Virtual reality is becoming a viable technology that marketing leaders will consider in their mix of strategies, noted Augie Ray, research director, Gartner for Marketing Leaders. Three early takeaways and trends for marketing with VR include:
- Sales of VR displays are expected to grow rapidly
- VR hardware primarily comes in two different types: Mobile through a smartphone and through a dedicated headset tethered to a PC or gaming console
- There are four basic types of early VR marketing experiments
Read related article: Inside Gartner Digital Marketing Conference 2016
As part of assessing the viability of VR to drive marketing outcomes, it’s important to understand the four early experimental types and test cases of how marketers can use VR.

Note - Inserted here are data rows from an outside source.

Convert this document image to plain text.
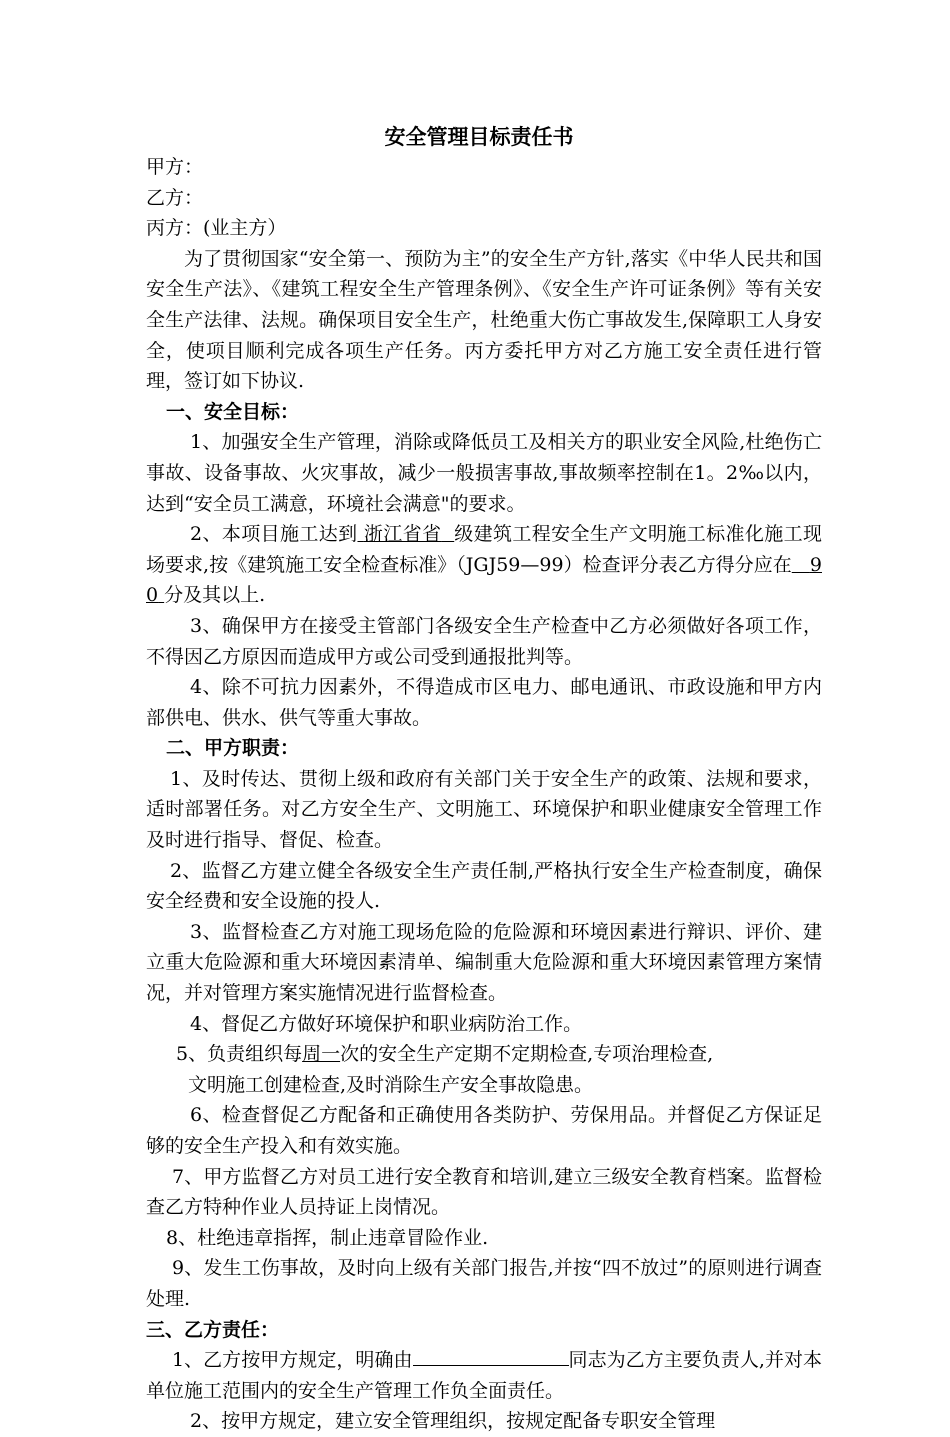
安全管理目标责任书

甲方：

乙方：

丙方：(业主方）

为了贯彻国家“安全第一、预防为主”的安全生产方针,落实《中华人民共和国安全生产法》、《建筑工程安全生产管理条例》、《安全生产许可证条例》等有关安全生产法律、法规。确保项目安全生产，杜绝重大伤亡事故发生,保障职工人身安全，使项目顺利完成各项生产任务。丙方委托甲方对乙方施工安全责任进行管理，签订如下协议.

一、安全目标：

1、加强安全生产管理，消除或降低员工及相关方的职业安全风险,杜绝伤亡事故、设备事故、火灾事故，减少一般损害事故,事故频率控制在1。2‰以内，达到“安全员工满意，环境社会满意"的要求。

2、本项目施工达到 浙江省省 级建筑工程安全生产文明施工标准化施工现场要求,按《建筑施工安全检查标准》（JGJ59—99）检查评分表乙方得分应在 90 分及其以上.

3、确保甲方在接受主管部门各级安全生产检查中乙方必须做好各项工作，不得因乙方原因而造成甲方或公司受到通报批判等。

4、除不可抗力因素外，不得造成市区电力、邮电通讯、市政设施和甲方内部供电、供水、供气等重大事故。

二、甲方职责：

1、及时传达、贯彻上级和政府有关部门关于安全生产的政策、法规和要求，适时部署任务。对乙方安全生产、文明施工、环境保护和职业健康安全管理工作及时进行指导、督促、检查。

2、监督乙方建立健全各级安全生产责任制,严格执行安全生产检查制度，确保安全经费和安全设施的投人.

3、监督检查乙方对施工现场危险的危险源和环境因素进行辩识、评价、建立重大危险源和重大环境因素清单、编制重大危险源和重大环境因素管理方案情况，并对管理方案实施情况进行监督检查。

4、督促乙方做好环境保护和职业病防治工作。

5、负责组织每周一次的安全生产定期不定期检查,专项治理检查,
文明施工创建检查,及时消除生产安全事故隐患。

6、检查督促乙方配备和正确使用各类防护、劳保用品。并督促乙方保证足够的安全生产投入和有效实施。

7、甲方监督乙方对员工进行安全教育和培训,建立三级安全教育档案。监督检查乙方特种作业人员持证上岗情况。

8、杜绝违章指挥，制止违章冒险作业.

9、发生工伤事故，及时向上级有关部门报告,并按“四不放过”的原则进行调查处理.

三、乙方责任：

1、乙方按甲方规定，明确由	同志为乙方主要负责人,并对本单位施工范围内的安全生产管理工作负全面责任。

2、按甲方规定，建立安全管理组织，按规定配备专职安全管理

- Distribute VR content for those who have the appropriate hardware
The easiest path for brands to enter marketing with virtual reality is to create VR content, such as an app or a 360-degree movie, and launch the content into app stores, websites, YouTube or Facebook. Consumers who have the right hardware enjoy the full VR experience while those without the hardware can access a simpler, less engaging version through their desktop browsers and mobile phones.

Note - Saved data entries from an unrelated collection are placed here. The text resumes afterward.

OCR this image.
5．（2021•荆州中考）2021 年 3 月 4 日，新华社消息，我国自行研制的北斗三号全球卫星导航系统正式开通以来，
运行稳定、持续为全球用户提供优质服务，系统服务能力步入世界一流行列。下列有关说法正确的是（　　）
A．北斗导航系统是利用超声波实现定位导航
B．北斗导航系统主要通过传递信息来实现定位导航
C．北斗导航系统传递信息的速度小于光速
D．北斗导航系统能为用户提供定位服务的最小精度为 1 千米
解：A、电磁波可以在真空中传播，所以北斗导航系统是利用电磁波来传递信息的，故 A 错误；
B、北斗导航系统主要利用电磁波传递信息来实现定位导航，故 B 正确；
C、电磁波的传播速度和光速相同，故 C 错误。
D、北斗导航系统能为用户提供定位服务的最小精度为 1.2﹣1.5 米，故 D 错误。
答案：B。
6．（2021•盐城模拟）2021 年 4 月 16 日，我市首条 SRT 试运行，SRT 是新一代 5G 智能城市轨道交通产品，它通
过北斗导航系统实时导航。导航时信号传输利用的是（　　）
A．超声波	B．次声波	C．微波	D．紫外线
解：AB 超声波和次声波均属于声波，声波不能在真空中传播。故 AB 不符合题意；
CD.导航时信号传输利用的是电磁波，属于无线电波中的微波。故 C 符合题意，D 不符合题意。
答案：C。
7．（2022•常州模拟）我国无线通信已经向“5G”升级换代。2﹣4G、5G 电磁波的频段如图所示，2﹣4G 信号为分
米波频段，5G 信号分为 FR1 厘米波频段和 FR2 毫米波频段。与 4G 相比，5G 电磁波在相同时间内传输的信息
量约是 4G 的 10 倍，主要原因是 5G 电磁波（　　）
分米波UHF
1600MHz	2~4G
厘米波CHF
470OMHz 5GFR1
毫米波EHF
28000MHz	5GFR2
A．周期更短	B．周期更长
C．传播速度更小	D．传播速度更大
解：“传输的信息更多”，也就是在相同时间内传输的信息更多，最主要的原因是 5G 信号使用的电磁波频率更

- Distribute VR content along with the capability to view it
The NYTVR app using Google Cardboard is a powerful example of how brands and publishers can bridge the capability gap by distributing inexpensive mobile VR viewers to consumers. To promote its upcoming film, “Star Wars: The Force Awakens,” Disney partnered with Google and Verizon to launch a Google Cardboard VR experience; fans could visit a Verizon store to secure one of four free, limited-edition VR viewers themed around characters such as BB-8 and Kylo Ren.

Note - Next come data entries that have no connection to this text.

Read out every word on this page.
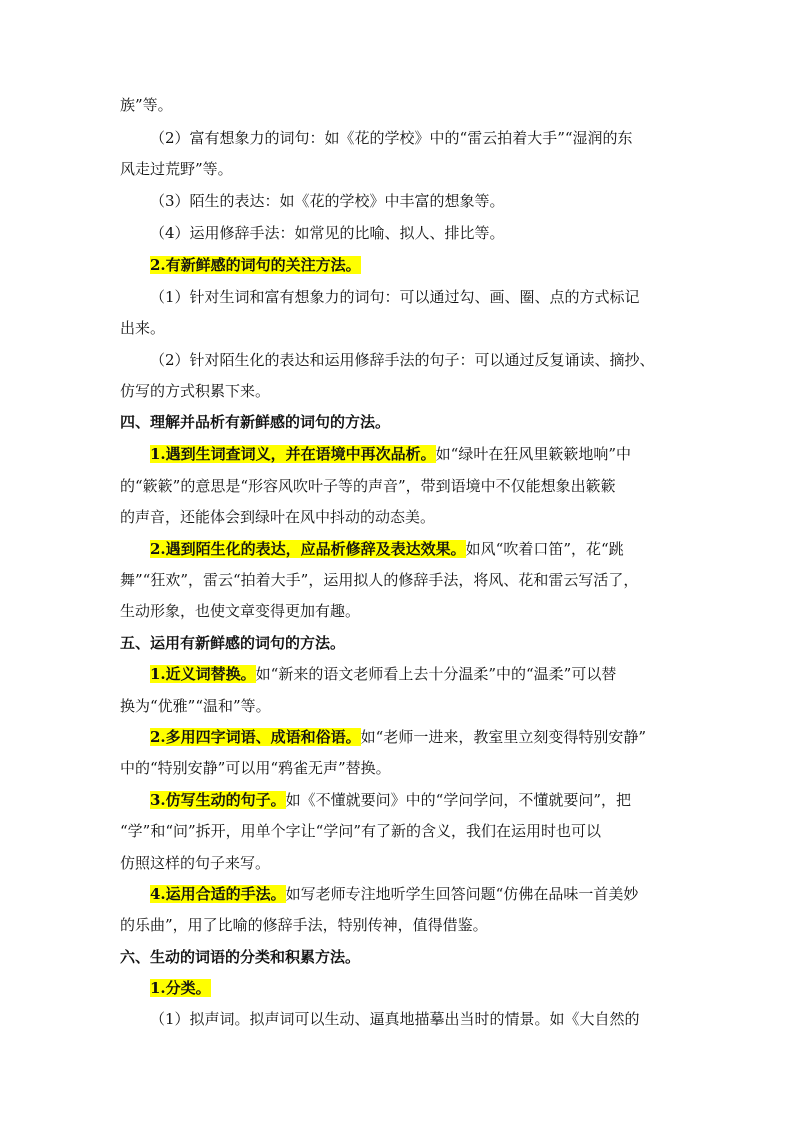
族”等。
（2）富有想象力的词句：如《花的学校》中的“雷云拍着大手”“湿润的东
风走过荒野”等。
（3）陌生的表达：如《花的学校》中丰富的想象等。
（4）运用修辞手法：如常见的比喻、拟人、排比等。
2.有新鲜感的词句的关注方法。
（1）针对生词和富有想象力的词句：可以通过勾、画、圈、点的方式标记
出来。
（2）针对陌生化的表达和运用修辞手法的句子：可以通过反复诵读、摘抄、
仿写的方式积累下来。
四、理解并品析有新鲜感的词句的方法。
1.遇到生词查词义，并在语境中再次品析。如“绿叶在狂风里簌簌地响”中
的“簌簌”的意思是“形容风吹叶子等的声音”，带到语境中不仅能想象出簌簌
的声音，还能体会到绿叶在风中抖动的动态美。
2.遇到陌生化的表达，应品析修辞及表达效果。如风“吹着口笛”，花“跳
舞”“狂欢”，雷云“拍着大手”，运用拟人的修辞手法，将风、花和雷云写活了，
生动形象，也使文章变得更加有趣。
五、运用有新鲜感的词句的方法。
1.近义词替换。如“新来的语文老师看上去十分温柔”中的“温柔”可以替
换为“优雅”“温和”等。
2.多用四字词语、成语和俗语。如“老师一进来，教室里立刻变得特别安静”
中的“特别安静”可以用“鸦雀无声”替换。
3.仿写生动的句子。如《不懂就要问》中的“学问学问，不懂就要问”，把
“学”和“问”拆开，用单个字让“学问”有了新的含义，我们在运用时也可以
仿照这样的句子来写。
4.运用合适的手法。如写老师专注地听学生回答问题“仿佛在品味一首美妙
的乐曲”，用了比喻的修辞手法，特别传神，值得借鉴。
六、生动的词语的分类和积累方法。
1.分类。
（1）拟声词。拟声词可以生动、逼真地描摹出当时的情景。如《大自然的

- VR advertising and sponsored content
Lufthansa, GE and Mini USA sponsored the initial launch of the The New York Times’ VR app using immersive content alongside the Times’ journalism content. Late in 2015, mobile ad network, Airpush, launched VirtualSKY, an ad network for VR ads. Mr. Ray noted that there will be a lot of change and innovation in VR advertising, and new capabilities, ad formats and vendors will evolve quickly as consumer hardware becomes more ubiquitous.
- VR on-site using dedicated hardware
The richest VR marketing experiences are ones where brands provide the hardware, software and assistance at a specific site in the physical world. It’s the easiest path for consumers to experience the brand, however, it’s a more expensive option for brands. The Lowe’s Holoroom takes the guesswork out of envisioning a new kitchen or bathroom design by letting shoppers design their room with the help of a sales associate using a dedicated VR headset. Shoppers can then export the room design for later viewing at home on Google Cardboard.
“As buzz rises for VR marketing programs,” Mr. Ray said, “look for evidence that brands are succeeding, not just in entertaining consumers but in delivering marketing results for the organization.”